La Grande teachers have long shown a commitment to excellence. Now they have also shown a commitment to common sense by agreeing to take a pay cut in 2009-10. Their support of a one-year contract calls for them to work four fewer days, accept a salary freeze and also accept a freeze in money paid by the district for health insurance. The contract was ratified this week by the school board.
It’s sad that the pay cut was necessary. But with the La Grande School District still facing about $2 million in cuts, the fact is that it is just a small part in righting the budget ship.
We still believe that education is an investment in the future, and that an education investment now saves costs later. When times get better, when this recession finally gets done playing havoc with the economy, we need to rededicate ourselves to reversing the disinvestment in education. We need to make sure our youths have the best chance of preparing themselves for the challenges of tomorrow.
Like it or not, Oregon has a boom and bust economy. Now Oregon is in a bust cycle. The cycle won’t last forever. The sacrifices that employees make now will help the district get through a very serious budget crisis.
When budgets allow, however, we must once again commit ourselves to smaller class sizes, which will help us reach bigger educational goals for our students. The elimination of one elementary school teaching position (the cut was possible because of a retirement) may have been necessary in the short term, but the position should be reinstated as soon as the economy allows.

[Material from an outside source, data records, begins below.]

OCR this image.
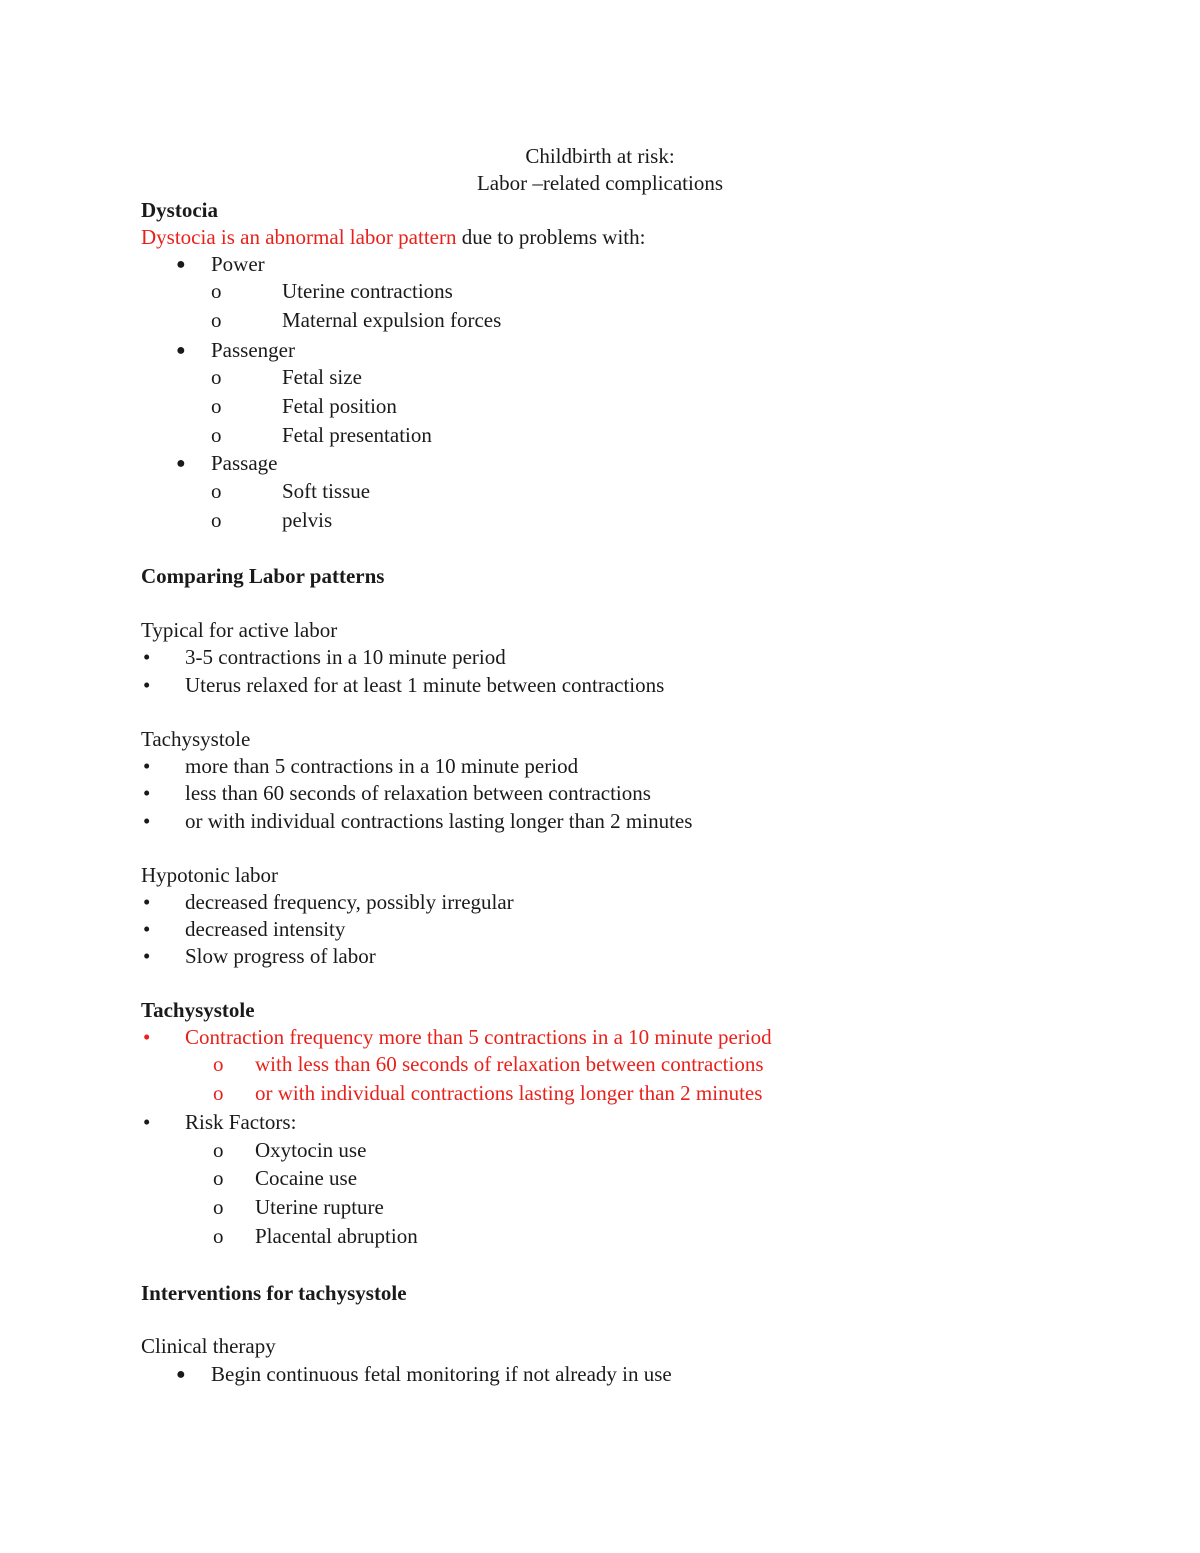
Childbirth at risk:
Labor –related complications
Dystocia
Dystocia is an abnormal labor pattern due to problems with:
● Power
o	Uterine contractions
o	Maternal expulsion forces
● Passenger
o	Fetal size
o	Fetal position
o	Fetal presentation
● Passage
o	Soft tissue
o	pelvis
Comparing Labor patterns
Typical for active labor
• 3-5 contractions in a 10 minute period
• Uterus relaxed for at least 1 minute between contractions
Tachysystole
• more than 5 contractions in a 10 minute period
• less than 60 seconds of relaxation between contractions
• or with individual contractions lasting longer than 2 minutes
Hypotonic labor
• decreased frequency, possibly irregular
• decreased intensity
• Slow progress of labor
Tachysystole
• Contraction frequency more than 5 contractions in a 10 minute period
o with less than 60 seconds of relaxation between contractions
o or with individual contractions lasting longer than 2 minutes
• Risk Factors:
o Oxytocin use
o Cocaine use
o Uterine rupture
o Placental abruption
Interventions for tachysystole
Clinical therapy
● Begin continuous fetal monitoring if not already in use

Sadly, students will lose four days of school if the contract is ratified. And students of course need to be our No. 1 priority when considering any spending decisions revolving around the school. A quality education for them equals economic opportunity later, and a safer, more civilized world for all of us.
Strong schools, as we’ve noted in this space before, attract business, and more business means more jobs. That’s a point to remember even now when we fight our way through one of the worse economic times since the Great Depression.
When the economy is better, we need to rededicate ourselves to strong schools. It means keeping at least some of our talent here rather than it all getting away to the bright lights and big cities.
The teachers should be commended for taking the common sense approach and voting for taking a cut in pay. In the long run, we will all be better off for their courageous decision.